What do Ulan Bator, Tangier, and Mexico City have in common? Great weather? Safe water? The best pizza? Some of the above, certainly, though not all the time.
Staffers from Bangladesh (AIBS), Jordan (ACOR), Mongolia (ACMS) and Pakistan (AIPS)
No, what joins us with places like Tunis, Amman, and Phnom Penh is our membership in CAORC, the Council of American Overseas Research Centers. This geographically disparate group with much in common met last week in Istanbul, Turkey, and it was by all accounts a phenomenally successful conference.
What serves as the common ground among the centers is a dedication to scholarship, hosting American researchers and host country and third country scholars, in areas as widely apart as archeology and zoology.

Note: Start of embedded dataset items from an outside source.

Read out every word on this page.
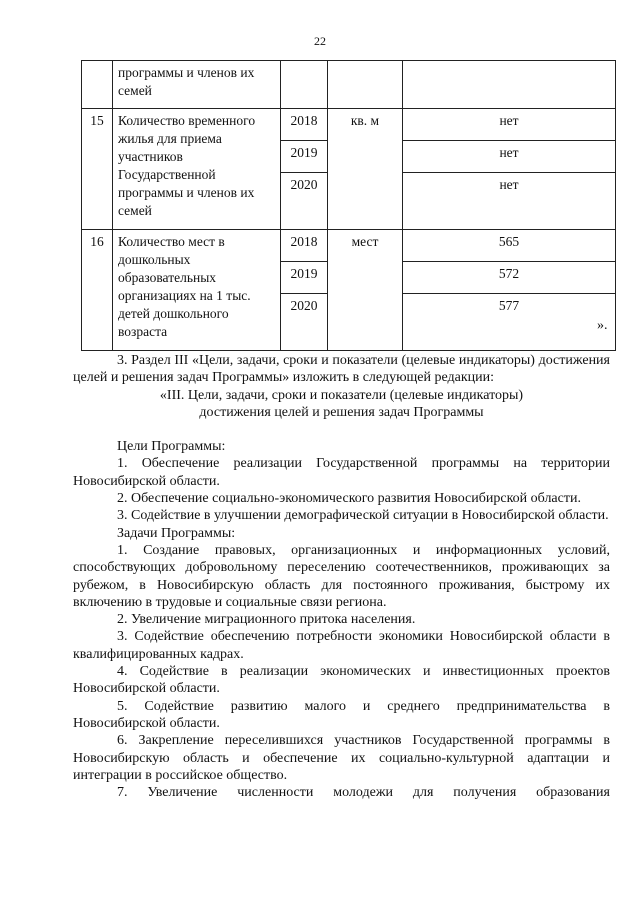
22
	программы и членов их семей			
15	Количество временного жилья для приема участников Государственной программы и членов их семей	2018	кв. м	нет
		2019		нет
		2020		нет
16	Количество мест в дошкольных образовательных организациях на 1 тыс. детей дошкольного возраста	2018	мест	565
		2019		572
		2020		577
».

3. Раздел III «Цели, задачи, сроки и показатели (целевые индикаторы) достижения целей и решения задач Программы» изложить в следующей редакции:

«III. Цели, задачи, сроки и показатели (целевые индикаторы)

достижения целей и решения задач Программы

Цели Программы:

1. Обеспечение реализации Государственной программы на территории Новосибирской области.

2. Обеспечение социально-экономического развития Новосибирской области.

3. Содействие в улучшении демографической ситуации в Новосибирской области.

Задачи Программы:

1. Создание правовых, организационных и информационных условий, способствующих добровольному переселению соотечественников, проживающих за рубежом, в Новосибирскую область для постоянного проживания, быстрому их включению в трудовые и социальные связи региона.

2. Увеличение миграционного притока населения.

3. Содействие обеспечению потребности экономики Новосибирской области в квалифицированных кадрах.

4. Содействие в реализации экономических и инвестиционных проектов Новосибирской области.

5. Содействие развитию малого и среднего предпринимательства в Новосибирской области.

6. Закрепление переселившихся участников Государственной программы в Новосибирскую область и обеспечение их социально-культурной адаптации и интеграции в российское общество.

7. Увеличение численности молодежи для получения образования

Through CAORC, several also administer US government language scholarships, and all compete for grant money from governmental, private, and charitable institutions.
Bobby Parks (Director CEMA-Algeria) and Mary Ellen Lane (CAORC Executive Director)
At TALIM, we come to CAORC through the American Institute of Maghrib Studies. AIMS has three centers in North Africa: TALIM in Tangier, Morocco, CEMA in Oran, Algeria, and CEMAT in Tunis, Tunisia. All three differ somewhat in history and scope, but again, the common ground is scholarship.
Staffers from Tunis (CEMAT), Washington (PARC), and Tucson (AIMS)
Usually my blog posts are of the content-rich or, as old Foreign Service hands would say, "substantive," variety. Here I've decided to go for the photo ops. Istanbul was beautiful in the pre-Ramadan evening air, and the Bosphorus was full of festive Turks and foreign visitors absorbing the beauty of one of the world's great cities.
A fitting end to a serious discussion of grants, reporting, accounting, and tax filing. The nuts and bolts of scholarship.